Cultural capital is the new currency that brings new value.

Once economic capital was the key indicator for us to navigate by. But now cultural capital has acquired a new, elevated status. Consumers can now draw upon their own accumulation of knowledge, behaviours and skills to demonstrate their own cultural competence, social status and standing in society.

In an embodied state, cultural capital is the knowledge we acquire over time through our social experiences, which then exists forever within us. It’s what helps us to become experts on our own topics of interests. And it helps us to bond through our shared interests – there are now more than 340m people with a Tumblr blog sharing their topics of expertise freely.

Cultural capital also exists in an objectified state – the stuff we own, how we dress and personalise ourselves, the things we choose to fill our houses with and even the food we choose to place on our table (Sainsbury’s still water, or a drop of Evian on your desk?) The stories of how we come to acquire our home objects add to their value and appeal. (Did I tell you about the time I bought this, trekking over the Inca Trail in Peru?)

Cultural capital also exists in an institutionalised state: Usually this sort of cultural capital is manifested through academic credentials or professional qualifications. The greatest social role for institutionalised cultural capital is when you enter the labour market and set out in pursuit of a new job – it allows you to display your cultural capital as a clear qualitative and quantitative measurement. (As the world of politics well knows, there’s nothing like a bit of Eton or Oxbridge to help you along the way.)

Brands need to find ways to spend less and create more ideas to generate high cultural capital

To brands, targeting consumers according to their cultural capital is really appealing. Whilst cultural capital can create social divide, it can also keep you connected.  And it can be exchanged for economic and social capital. Equally, money (economic capital) can be traded for experiences (cultural capital). See? It’s a nice, new transferable currency.

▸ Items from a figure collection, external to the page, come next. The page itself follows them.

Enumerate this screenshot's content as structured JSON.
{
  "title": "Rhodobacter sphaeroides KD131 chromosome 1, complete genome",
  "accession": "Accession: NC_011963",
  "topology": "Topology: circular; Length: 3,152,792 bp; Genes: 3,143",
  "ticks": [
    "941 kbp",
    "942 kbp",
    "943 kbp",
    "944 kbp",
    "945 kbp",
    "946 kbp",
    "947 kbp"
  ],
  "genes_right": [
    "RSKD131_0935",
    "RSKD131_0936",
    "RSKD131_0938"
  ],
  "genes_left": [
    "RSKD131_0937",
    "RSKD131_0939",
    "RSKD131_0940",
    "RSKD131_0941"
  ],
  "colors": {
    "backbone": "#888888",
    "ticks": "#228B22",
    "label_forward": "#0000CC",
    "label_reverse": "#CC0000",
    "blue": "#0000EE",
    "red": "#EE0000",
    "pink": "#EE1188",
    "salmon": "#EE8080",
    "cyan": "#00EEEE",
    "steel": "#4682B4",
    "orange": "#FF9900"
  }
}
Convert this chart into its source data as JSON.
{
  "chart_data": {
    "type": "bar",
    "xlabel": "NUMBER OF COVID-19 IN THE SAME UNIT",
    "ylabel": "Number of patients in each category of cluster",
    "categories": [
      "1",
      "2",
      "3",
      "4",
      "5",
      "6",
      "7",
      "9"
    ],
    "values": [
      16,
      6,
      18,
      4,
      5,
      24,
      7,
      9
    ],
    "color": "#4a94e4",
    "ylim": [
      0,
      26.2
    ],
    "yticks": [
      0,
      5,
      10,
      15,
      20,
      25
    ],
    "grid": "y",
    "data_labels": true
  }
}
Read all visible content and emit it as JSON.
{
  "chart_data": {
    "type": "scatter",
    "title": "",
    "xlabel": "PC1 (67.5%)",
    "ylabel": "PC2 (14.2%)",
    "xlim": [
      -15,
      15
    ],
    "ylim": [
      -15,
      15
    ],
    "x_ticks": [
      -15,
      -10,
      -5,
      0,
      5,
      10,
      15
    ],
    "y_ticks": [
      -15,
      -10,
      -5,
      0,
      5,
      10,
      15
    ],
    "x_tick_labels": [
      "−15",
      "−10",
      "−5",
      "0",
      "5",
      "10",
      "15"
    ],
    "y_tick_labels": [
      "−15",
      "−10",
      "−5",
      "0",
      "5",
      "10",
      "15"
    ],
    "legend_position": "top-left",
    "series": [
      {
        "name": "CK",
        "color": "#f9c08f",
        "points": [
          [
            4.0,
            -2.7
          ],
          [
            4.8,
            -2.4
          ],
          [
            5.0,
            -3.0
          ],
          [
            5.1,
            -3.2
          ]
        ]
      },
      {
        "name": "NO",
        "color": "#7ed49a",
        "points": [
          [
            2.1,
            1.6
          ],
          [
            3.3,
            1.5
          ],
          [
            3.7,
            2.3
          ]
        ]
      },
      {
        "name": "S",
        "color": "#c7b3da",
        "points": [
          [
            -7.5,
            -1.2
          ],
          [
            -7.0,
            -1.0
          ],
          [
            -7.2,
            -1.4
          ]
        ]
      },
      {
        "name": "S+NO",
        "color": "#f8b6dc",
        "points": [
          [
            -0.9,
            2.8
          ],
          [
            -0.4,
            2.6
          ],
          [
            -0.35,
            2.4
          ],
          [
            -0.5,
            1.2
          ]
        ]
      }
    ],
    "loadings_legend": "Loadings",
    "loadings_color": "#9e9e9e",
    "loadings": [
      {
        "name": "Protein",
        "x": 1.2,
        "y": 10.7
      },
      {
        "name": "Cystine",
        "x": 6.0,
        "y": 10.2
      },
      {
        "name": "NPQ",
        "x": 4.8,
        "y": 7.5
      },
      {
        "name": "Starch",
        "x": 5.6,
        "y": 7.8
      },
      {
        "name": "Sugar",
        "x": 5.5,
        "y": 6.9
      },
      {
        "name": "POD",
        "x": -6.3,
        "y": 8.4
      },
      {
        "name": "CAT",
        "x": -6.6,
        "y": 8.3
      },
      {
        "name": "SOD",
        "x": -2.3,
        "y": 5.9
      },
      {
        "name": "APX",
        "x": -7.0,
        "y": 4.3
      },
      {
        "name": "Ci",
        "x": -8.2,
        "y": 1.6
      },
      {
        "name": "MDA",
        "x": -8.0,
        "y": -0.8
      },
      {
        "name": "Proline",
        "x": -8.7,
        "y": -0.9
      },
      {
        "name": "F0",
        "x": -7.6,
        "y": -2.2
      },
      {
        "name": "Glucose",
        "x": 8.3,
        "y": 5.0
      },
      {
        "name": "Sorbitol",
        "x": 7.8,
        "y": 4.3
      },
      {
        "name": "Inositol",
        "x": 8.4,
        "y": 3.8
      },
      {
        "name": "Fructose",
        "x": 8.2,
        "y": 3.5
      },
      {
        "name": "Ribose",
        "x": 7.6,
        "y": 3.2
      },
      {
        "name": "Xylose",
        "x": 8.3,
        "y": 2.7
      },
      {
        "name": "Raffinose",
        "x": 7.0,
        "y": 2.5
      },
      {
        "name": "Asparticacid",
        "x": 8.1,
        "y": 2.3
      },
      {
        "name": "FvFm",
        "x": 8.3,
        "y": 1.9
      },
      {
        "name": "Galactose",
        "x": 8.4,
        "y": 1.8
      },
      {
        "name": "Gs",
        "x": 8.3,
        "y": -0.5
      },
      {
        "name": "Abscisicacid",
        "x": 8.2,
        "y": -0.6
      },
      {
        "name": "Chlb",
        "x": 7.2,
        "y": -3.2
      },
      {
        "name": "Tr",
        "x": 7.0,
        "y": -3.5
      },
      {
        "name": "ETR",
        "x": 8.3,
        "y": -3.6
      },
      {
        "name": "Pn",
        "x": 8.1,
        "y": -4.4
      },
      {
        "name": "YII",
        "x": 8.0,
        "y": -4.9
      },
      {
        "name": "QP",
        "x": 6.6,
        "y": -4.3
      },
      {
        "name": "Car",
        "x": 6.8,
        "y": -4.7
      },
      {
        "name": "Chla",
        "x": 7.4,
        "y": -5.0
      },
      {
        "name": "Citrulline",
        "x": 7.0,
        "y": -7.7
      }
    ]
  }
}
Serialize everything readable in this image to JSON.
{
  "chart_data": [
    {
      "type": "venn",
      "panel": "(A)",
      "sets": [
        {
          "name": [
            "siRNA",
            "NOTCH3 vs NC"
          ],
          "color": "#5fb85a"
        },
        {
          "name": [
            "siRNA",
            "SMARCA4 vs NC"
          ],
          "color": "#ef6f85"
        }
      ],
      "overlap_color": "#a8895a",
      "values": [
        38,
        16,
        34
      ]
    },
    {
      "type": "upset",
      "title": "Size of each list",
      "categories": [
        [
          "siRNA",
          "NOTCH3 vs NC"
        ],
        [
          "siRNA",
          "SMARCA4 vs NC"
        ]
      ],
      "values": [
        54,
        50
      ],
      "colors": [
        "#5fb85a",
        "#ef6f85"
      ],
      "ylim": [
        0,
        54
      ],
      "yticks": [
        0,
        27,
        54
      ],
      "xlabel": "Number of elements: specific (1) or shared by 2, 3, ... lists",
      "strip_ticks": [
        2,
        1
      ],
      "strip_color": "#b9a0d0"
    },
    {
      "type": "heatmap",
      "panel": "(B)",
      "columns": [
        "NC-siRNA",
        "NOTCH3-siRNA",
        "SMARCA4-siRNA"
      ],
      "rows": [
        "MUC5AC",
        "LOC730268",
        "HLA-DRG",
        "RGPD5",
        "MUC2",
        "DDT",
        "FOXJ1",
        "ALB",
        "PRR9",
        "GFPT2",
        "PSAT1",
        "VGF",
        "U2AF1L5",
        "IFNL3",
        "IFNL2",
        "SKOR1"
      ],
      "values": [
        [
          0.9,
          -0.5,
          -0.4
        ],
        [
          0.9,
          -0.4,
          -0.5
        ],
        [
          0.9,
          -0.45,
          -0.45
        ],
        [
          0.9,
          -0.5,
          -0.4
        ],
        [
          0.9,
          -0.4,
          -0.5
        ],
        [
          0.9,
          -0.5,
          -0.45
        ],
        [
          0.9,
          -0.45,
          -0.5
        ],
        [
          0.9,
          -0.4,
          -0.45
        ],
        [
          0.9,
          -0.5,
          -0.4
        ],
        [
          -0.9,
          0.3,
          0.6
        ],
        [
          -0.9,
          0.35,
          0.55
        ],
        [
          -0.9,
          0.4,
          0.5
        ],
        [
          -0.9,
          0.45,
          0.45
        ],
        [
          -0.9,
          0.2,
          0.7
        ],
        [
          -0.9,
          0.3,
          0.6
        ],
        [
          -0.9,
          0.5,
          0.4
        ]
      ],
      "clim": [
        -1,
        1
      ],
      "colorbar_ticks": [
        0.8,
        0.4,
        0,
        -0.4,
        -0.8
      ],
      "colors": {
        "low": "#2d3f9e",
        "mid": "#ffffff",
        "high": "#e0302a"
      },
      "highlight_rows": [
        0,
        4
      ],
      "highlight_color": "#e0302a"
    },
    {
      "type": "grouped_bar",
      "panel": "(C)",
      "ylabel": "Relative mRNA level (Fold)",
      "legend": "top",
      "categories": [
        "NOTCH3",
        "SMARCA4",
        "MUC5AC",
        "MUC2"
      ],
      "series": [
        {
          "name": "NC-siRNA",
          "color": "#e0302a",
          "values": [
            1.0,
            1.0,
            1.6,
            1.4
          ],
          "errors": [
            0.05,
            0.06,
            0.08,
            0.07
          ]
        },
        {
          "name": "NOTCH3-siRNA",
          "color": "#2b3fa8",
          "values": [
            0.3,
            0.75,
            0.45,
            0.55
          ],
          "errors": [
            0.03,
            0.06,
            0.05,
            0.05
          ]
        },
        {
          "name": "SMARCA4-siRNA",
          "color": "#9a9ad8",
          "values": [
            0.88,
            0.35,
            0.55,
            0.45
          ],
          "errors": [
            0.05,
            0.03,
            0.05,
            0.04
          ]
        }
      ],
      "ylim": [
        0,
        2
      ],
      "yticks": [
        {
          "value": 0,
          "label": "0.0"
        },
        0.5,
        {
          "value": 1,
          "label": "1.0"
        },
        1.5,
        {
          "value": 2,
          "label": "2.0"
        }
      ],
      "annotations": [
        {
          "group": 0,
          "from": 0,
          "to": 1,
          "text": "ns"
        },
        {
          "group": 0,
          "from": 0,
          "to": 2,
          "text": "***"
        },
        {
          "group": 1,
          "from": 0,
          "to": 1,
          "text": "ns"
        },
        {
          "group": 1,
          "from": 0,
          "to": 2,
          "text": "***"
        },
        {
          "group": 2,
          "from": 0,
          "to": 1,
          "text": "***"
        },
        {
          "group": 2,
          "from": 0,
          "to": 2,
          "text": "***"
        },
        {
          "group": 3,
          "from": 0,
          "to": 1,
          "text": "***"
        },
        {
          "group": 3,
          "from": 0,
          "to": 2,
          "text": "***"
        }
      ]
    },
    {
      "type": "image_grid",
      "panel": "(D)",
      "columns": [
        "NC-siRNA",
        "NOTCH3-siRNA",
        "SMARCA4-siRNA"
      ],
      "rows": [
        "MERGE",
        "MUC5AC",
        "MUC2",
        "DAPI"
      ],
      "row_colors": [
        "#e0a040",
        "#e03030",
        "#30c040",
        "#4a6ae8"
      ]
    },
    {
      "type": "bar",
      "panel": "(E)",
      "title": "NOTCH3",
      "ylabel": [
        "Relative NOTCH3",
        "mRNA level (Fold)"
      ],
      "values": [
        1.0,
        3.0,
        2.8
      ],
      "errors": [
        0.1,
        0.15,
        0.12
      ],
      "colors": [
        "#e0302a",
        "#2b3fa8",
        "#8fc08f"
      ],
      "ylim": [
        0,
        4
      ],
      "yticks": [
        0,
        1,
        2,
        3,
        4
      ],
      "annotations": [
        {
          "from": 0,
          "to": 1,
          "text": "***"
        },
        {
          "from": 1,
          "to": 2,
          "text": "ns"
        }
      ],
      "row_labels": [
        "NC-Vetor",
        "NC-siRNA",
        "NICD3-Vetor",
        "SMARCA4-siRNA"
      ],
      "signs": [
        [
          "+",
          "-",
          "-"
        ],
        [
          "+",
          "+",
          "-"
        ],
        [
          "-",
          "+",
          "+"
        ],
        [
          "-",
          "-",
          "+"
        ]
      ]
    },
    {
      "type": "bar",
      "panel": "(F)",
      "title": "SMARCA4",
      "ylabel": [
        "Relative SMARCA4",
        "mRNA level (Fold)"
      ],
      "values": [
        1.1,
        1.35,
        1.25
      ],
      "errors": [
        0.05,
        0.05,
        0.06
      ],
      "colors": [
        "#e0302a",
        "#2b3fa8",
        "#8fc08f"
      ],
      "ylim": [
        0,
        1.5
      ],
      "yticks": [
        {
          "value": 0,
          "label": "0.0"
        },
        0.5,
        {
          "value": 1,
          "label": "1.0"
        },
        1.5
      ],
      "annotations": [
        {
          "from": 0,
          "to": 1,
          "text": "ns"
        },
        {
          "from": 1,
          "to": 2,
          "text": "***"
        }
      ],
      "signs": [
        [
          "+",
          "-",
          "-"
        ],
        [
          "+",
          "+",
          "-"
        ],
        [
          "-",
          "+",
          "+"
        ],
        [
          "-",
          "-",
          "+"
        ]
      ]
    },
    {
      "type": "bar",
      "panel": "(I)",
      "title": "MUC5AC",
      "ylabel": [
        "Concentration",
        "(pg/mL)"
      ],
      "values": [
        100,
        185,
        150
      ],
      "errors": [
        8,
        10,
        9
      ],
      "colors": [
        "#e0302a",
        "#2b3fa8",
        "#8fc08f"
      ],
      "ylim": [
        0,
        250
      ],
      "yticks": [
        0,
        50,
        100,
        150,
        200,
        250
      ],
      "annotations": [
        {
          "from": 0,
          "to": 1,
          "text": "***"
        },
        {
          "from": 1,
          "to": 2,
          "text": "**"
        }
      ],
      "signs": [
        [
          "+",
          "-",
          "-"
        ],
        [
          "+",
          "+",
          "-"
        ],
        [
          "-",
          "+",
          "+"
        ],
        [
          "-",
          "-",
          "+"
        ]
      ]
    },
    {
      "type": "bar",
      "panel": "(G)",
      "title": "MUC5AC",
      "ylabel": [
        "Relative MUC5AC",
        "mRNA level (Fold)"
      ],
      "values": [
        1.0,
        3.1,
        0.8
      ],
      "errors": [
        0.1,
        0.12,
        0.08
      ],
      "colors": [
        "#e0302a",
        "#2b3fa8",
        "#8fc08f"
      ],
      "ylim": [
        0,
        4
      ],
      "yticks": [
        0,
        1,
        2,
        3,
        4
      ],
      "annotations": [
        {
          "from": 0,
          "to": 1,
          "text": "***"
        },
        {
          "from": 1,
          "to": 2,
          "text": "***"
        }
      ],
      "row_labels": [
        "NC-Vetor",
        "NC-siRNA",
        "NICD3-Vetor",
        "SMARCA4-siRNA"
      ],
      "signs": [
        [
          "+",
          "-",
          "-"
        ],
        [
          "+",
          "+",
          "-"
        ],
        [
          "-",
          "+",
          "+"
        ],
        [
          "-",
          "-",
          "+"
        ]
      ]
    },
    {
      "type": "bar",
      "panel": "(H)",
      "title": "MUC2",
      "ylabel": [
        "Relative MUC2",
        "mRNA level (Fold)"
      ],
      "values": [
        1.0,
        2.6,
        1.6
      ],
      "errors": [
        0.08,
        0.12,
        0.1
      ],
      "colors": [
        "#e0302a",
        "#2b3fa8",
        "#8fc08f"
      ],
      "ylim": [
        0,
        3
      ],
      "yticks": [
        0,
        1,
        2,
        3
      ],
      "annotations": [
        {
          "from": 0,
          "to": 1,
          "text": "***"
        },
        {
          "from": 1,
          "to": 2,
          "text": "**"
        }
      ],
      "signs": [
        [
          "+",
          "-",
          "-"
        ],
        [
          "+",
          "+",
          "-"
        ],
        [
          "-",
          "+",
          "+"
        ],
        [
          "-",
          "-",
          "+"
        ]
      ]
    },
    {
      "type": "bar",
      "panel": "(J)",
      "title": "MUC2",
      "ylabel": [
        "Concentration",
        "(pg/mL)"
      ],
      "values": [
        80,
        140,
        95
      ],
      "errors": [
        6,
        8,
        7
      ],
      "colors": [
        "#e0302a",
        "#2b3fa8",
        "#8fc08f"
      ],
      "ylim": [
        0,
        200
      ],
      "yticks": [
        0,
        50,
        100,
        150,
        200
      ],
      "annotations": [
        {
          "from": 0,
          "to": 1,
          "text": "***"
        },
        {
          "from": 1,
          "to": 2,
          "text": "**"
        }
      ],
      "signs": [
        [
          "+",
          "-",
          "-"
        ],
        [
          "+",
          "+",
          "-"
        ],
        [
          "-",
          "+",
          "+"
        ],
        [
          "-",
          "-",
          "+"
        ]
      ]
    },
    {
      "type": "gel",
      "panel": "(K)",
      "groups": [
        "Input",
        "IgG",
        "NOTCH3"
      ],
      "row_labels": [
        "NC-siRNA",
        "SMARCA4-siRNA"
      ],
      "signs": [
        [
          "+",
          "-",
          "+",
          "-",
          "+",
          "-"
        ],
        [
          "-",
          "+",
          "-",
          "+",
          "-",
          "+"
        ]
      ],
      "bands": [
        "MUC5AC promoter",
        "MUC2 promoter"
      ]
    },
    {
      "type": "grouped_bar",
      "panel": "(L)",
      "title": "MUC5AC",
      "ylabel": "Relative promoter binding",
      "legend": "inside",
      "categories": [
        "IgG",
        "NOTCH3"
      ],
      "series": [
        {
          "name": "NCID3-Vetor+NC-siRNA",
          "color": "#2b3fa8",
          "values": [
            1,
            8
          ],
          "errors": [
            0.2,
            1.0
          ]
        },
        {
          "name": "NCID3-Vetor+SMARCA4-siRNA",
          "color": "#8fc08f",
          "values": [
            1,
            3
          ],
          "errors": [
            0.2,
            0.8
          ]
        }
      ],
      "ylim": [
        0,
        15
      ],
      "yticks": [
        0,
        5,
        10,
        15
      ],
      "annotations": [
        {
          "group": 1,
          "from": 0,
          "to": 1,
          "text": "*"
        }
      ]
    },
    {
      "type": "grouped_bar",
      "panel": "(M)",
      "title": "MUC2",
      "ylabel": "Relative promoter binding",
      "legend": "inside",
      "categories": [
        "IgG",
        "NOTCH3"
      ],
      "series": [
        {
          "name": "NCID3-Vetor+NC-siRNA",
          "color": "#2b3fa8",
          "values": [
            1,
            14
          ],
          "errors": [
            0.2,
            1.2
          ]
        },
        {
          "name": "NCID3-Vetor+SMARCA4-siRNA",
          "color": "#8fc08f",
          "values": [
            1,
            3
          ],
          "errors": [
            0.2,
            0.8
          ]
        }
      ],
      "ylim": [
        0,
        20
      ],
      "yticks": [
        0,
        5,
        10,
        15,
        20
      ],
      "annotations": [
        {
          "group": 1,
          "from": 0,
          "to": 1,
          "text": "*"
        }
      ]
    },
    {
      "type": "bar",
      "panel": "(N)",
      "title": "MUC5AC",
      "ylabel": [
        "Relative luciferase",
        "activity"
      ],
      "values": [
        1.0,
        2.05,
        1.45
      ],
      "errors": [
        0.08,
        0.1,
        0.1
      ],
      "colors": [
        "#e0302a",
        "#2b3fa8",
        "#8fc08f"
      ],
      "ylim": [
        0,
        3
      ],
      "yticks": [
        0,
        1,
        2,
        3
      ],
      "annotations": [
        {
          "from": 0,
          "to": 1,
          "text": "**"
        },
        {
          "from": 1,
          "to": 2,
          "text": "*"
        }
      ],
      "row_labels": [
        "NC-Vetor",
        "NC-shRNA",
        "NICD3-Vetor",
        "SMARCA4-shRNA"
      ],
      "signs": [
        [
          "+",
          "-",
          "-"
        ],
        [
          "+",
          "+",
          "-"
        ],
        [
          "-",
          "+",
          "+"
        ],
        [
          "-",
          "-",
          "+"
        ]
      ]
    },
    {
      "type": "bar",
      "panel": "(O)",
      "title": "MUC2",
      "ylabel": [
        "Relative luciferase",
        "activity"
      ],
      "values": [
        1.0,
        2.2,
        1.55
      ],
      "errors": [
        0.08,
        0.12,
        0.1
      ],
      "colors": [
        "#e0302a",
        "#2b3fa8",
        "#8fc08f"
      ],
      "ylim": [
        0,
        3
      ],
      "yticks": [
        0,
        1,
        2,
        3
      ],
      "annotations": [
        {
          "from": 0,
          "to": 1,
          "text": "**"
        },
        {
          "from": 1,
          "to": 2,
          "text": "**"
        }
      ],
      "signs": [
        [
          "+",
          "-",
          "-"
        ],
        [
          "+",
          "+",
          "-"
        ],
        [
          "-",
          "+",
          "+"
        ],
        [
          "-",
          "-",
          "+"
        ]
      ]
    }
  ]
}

So how does this apply to marketing?

By leveraging cultural capital, many brands suggest that if we use their products we will be our hippest, coolest, most creative, intelligent, adventurous, socially engaged and admired selves.

As we become less reliant on broadcast for marketing, brands need to find ways to spend less and create more ideas to generate high cultural capital and viral buzz to net high rates of media impressions. While this sounds like a real challenge, here are three simple suggestions, to help get you started…

  1. Collaboration: musicians have long known the value of this. But we’ve seen plenty of brand collaboration go mainstream, from ice cream to internet providers. It’s an easy way to share and transfer your cultural capital.
  2. Causes: The power in rallying people around a socio-economic cause adds strong cultural capital to your brand.
  3. Experiential: Harnessing the power of the unexpected can help brands to create impact and offer, enriching experiences. This adds to a consumers’ own cultural capital, and the stories of how they came to participate in these experiences.

So, use your own cultural capital wisely. Share it, trade it and use it to gain new, enriching experiences and forge stronger connections with people who share your positive aspirations, attitude and outlook on life.

It’s good to see that culture can count more than cash.